Chen Yuanfeng, Liu Li, Rao Yuan, Zhang Xiaodan, Zhang Wu, Jin Xiu
College of Information and Computer Science, Anhui Agricultural University, Hefei 230001, China.
College of Horticulture, Anhui Agricultural University, Hefei 230001, China.
Foods. 2023 Mar 10;12(6):1178. doi: 10.3390/foods12061178.
The "Dangshan" pear woolliness response is a physiological disease that causes large losses for fruit farmers and nutrient inadequacies.The cause of this disease is predominantly a shortage of boron and calcium in the pear and water loss from the pear. This paper used the fusion of near-infrared Spectroscopy (NIRS) and Computer Vision Technology (CVS) to detect the woolliness response disease of "Dangshan" pears. This paper employs the merging of NIRS features and image features for the detection of "Dangshan" pear woolliness response disease. Near-infrared Spectroscopy (NIRS) reflects information on organic matter containing hydrogen groups and other components in various biochemical structures in the sample under test, and Computer Vision Technology (CVS) captures image information on the disease. This study compares the results of different fusion models. Compared with other strategies, the fusion model combining spectral features and image features had better performance. These fusion models have better model effects than single-feature models, and the effects of these models may vary according to different image depth features selected for fusion modeling. Therefore, the model results of fusion modeling using different image depth features are further compared. The results show that the deeper the depth model in this study, the better the fusion modeling effect of the extracted image features and spectral features. The combination of the MLP classification model and the Xception convolutional neural classification network fused with the NIR spectral features and image features extracted, respectively, was the best combination, with accuracy (0.972), precision (0.974), recall (0.972), and F1 (0.972) of this model being the highest compared to the other models. This article illustrates that the accuracy of the "Dangshan" pear woolliness response disease may be considerably enhanced using the fusion of near-infrared spectra and image-based neural network features. It also provides a theoretical basis for the nondestructive detection of several techniques of spectra and pictures.
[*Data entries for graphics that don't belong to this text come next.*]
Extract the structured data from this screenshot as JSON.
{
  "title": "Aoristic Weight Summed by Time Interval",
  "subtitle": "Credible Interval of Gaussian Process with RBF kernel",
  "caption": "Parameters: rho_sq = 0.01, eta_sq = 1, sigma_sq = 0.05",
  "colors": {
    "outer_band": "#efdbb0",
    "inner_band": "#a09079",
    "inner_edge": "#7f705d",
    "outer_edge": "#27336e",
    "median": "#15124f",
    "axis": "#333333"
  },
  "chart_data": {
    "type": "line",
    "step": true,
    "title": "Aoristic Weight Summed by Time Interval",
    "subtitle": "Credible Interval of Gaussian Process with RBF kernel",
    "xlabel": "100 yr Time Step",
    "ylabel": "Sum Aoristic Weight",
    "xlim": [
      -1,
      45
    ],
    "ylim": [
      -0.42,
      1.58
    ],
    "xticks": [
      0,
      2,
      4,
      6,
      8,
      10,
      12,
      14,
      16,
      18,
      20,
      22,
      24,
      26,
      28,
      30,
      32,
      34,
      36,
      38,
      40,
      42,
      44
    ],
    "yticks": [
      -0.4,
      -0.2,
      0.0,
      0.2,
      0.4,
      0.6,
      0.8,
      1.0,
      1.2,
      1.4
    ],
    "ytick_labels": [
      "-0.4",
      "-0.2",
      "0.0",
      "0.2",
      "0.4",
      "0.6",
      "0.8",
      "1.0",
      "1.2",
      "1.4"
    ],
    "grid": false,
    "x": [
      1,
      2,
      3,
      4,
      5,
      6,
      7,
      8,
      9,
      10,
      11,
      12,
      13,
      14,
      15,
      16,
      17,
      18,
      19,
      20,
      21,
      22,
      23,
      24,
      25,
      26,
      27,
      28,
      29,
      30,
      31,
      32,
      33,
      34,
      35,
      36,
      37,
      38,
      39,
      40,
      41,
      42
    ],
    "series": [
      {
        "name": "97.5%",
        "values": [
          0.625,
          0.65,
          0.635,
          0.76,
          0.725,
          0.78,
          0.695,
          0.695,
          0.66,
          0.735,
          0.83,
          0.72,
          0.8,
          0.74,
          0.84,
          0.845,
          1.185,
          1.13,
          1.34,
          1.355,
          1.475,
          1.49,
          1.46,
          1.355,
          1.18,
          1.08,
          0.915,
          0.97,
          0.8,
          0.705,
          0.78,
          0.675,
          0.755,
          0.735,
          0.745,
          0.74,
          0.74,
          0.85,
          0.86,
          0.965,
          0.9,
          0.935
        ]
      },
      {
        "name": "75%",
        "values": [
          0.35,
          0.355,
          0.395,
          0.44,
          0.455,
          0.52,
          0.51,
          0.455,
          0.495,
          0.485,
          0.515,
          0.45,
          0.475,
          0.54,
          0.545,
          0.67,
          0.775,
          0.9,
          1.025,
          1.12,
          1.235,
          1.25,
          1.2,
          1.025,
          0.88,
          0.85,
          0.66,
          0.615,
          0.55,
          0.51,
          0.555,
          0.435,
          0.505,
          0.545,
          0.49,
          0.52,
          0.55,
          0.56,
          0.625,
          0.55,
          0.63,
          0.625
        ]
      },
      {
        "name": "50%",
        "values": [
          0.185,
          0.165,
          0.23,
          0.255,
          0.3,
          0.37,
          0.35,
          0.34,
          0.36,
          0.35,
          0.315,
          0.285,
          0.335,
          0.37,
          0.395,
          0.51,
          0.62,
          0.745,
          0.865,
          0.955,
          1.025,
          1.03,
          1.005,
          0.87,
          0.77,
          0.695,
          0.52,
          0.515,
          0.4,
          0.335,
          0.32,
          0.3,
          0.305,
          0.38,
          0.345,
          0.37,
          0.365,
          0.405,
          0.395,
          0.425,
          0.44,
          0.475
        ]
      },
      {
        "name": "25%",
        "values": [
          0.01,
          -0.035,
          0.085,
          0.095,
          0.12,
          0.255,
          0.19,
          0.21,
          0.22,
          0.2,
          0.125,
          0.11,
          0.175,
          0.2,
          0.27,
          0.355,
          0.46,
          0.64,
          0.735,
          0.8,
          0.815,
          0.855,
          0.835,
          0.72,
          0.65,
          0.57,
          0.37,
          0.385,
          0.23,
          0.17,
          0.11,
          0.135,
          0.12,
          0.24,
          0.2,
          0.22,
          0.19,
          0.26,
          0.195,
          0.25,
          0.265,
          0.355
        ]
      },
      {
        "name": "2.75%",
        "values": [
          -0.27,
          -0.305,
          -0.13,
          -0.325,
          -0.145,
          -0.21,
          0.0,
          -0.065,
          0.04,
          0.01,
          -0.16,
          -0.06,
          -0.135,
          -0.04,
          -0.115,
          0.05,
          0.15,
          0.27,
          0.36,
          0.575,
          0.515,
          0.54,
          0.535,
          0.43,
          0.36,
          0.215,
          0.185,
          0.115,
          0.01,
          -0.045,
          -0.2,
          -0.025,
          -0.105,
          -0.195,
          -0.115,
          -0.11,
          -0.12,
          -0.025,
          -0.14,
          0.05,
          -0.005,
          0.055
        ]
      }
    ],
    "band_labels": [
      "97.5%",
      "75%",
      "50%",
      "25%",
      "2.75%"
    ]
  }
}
“砀山”梨发绵反应是一种生理病害,给果农造成巨大损失且导致养分不足。这种病害的主要原因是梨中硼和钙短缺以及梨的水分流失。本文利用近红外光谱(NIRS)与计算机视觉技术(CVS)的融合来检测“砀山”梨的发绵反应病害。本文采用近红外光谱特征与图像特征的合并来检测“砀山”梨发绵反应病害。近红外光谱(NIRS)反映被测样品中各种生化结构中含氢基团和其他成分的有机物质信息,而计算机视觉技术(CVS)捕捉病害的图像信息。本研究比较了不同融合模型的结果。与其他策略相比,结合光谱特征和图像特征的融合模型具有更好的性能。这些融合模型比单特征模型具有更好的模型效果,并且这些模型的效果可能会因为融合建模选择的不同图像深度特征而有所不同。因此,进一步比较了使用不同图像深度特征进行融合建模的模型结果。结果表明,本研究中深度模型越深,提取得到的图像特征与光谱特征的融合建模效果越好。分别融合提取的近红外光谱特征和图像特征的多层感知器分类模型与深度可分离卷积神经网络的组合是最佳组合,该模型的准确率(0.972)、精确率(0.974)、召回率(0.972)和F1值(0.972)在其他模型中最高。本文表明,利用近红外光谱与基于图像的神经网络特征的融合可以显著提高“砀山”梨发绵反应病害的检测准确率。它还为光谱和图像的几种无损检测技术提供了理论依据。